Are European national risk prevention regulations reflecting different cultural attitudes towards risk? This article replies positively to this question by elaborating the results of an investigation led between 2004 and 2008 by the Joint Research Centre of the European Commission. The investigation focused on the European national implementations of Article 12 of Directive Seveso II on Dangerous Substances (96/82/EC) and aimed at providing an overview of different methodological approaches to the matter of land use planning in areas subject to the risk of major accidents. Five countries were selected for in‐depth analysis and comparison. This article focuses on one aspect of their different approaches to land use planning in at‐risk areas that was not considered by the European investigation: the influence of national cultural backgrounds on the implementation of Article 12 within the respective national legislations and practices. To explain whether different cultural orientations may have affected them, the article refers to one cultural index in particular, namely the uncertainty‐avoidance index (UAI) proposed by the Dutch sociologist Geert Hofstede.
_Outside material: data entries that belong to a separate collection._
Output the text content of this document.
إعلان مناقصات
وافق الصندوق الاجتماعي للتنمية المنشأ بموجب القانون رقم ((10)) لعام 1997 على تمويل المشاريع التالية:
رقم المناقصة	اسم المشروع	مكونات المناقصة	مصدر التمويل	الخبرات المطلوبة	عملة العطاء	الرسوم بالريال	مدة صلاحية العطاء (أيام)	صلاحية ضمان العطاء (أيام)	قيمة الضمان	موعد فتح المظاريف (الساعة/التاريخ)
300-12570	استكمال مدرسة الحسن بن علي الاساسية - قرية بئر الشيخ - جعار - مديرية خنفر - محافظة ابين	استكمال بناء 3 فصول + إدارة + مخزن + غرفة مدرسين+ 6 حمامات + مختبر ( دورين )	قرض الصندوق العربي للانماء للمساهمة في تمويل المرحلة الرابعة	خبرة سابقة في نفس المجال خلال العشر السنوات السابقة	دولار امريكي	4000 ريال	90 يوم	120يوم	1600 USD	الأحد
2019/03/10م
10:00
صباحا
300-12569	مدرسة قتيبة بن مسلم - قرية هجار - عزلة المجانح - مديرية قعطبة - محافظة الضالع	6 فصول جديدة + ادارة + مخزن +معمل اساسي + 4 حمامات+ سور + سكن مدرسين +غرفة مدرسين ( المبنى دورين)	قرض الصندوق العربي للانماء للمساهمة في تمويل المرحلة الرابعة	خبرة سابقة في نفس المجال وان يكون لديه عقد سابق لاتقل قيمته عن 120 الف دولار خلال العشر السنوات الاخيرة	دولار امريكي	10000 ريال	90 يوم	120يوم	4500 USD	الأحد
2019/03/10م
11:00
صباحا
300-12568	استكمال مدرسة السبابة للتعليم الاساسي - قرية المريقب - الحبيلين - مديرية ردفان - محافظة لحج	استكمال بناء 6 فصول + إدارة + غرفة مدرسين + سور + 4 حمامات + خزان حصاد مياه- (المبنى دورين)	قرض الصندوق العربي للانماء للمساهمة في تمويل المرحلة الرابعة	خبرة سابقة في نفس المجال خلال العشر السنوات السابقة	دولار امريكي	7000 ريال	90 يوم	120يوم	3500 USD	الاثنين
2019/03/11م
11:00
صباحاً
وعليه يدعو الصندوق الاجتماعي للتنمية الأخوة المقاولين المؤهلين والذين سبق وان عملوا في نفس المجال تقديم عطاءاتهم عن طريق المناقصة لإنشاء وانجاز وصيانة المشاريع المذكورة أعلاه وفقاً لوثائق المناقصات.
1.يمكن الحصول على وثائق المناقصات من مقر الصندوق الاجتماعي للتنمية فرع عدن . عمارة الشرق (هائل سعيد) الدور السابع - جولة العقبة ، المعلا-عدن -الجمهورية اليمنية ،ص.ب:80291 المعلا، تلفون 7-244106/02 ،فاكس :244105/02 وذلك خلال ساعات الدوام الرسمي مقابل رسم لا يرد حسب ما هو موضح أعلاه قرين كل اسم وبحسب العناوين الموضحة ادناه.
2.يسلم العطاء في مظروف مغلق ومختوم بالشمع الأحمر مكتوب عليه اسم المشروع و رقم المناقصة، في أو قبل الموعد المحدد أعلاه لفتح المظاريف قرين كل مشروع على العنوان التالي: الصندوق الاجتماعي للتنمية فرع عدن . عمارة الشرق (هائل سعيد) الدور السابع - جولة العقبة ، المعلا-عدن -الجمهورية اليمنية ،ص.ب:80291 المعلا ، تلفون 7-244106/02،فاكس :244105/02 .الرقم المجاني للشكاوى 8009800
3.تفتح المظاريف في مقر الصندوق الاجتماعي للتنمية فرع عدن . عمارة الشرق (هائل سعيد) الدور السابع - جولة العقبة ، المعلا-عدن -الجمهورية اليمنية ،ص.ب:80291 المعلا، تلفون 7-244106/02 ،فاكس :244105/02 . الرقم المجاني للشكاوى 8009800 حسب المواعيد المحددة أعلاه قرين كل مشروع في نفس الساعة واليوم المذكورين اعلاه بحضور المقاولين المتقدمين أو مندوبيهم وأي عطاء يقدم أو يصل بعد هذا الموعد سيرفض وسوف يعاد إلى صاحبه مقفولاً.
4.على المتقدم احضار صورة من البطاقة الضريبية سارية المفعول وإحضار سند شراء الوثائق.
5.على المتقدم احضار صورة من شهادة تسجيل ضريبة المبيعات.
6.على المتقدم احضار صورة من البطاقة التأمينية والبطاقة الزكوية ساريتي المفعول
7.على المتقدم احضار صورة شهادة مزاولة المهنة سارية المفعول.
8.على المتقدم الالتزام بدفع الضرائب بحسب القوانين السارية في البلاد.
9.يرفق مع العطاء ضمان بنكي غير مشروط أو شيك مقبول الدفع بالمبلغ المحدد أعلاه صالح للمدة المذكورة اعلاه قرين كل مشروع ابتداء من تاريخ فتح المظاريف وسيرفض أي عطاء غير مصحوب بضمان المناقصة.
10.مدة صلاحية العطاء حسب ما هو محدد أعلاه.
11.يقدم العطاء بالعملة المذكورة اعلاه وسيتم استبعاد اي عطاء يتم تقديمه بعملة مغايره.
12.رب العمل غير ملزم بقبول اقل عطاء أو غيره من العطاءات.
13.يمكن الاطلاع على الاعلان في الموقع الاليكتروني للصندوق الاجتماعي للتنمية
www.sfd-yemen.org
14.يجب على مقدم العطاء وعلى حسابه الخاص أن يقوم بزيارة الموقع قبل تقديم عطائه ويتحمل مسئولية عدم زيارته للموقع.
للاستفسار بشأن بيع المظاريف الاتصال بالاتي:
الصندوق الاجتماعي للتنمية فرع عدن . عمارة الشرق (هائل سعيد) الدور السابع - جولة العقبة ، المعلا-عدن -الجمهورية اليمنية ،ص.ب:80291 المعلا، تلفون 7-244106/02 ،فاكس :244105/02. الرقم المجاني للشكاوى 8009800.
This index provides a key of reading of the different methodological orientations adopted for regulating land uses in the vicinity of hazardous establishments in these countries; by applying it, the study demonstrates that different cultural attitudes towards uncertainty may be a determinant factor in the approaches to and the regulation of the matter of hazardous facility siting. In the conclusions, the regulatory as well as ethical implications of this finding are discussed.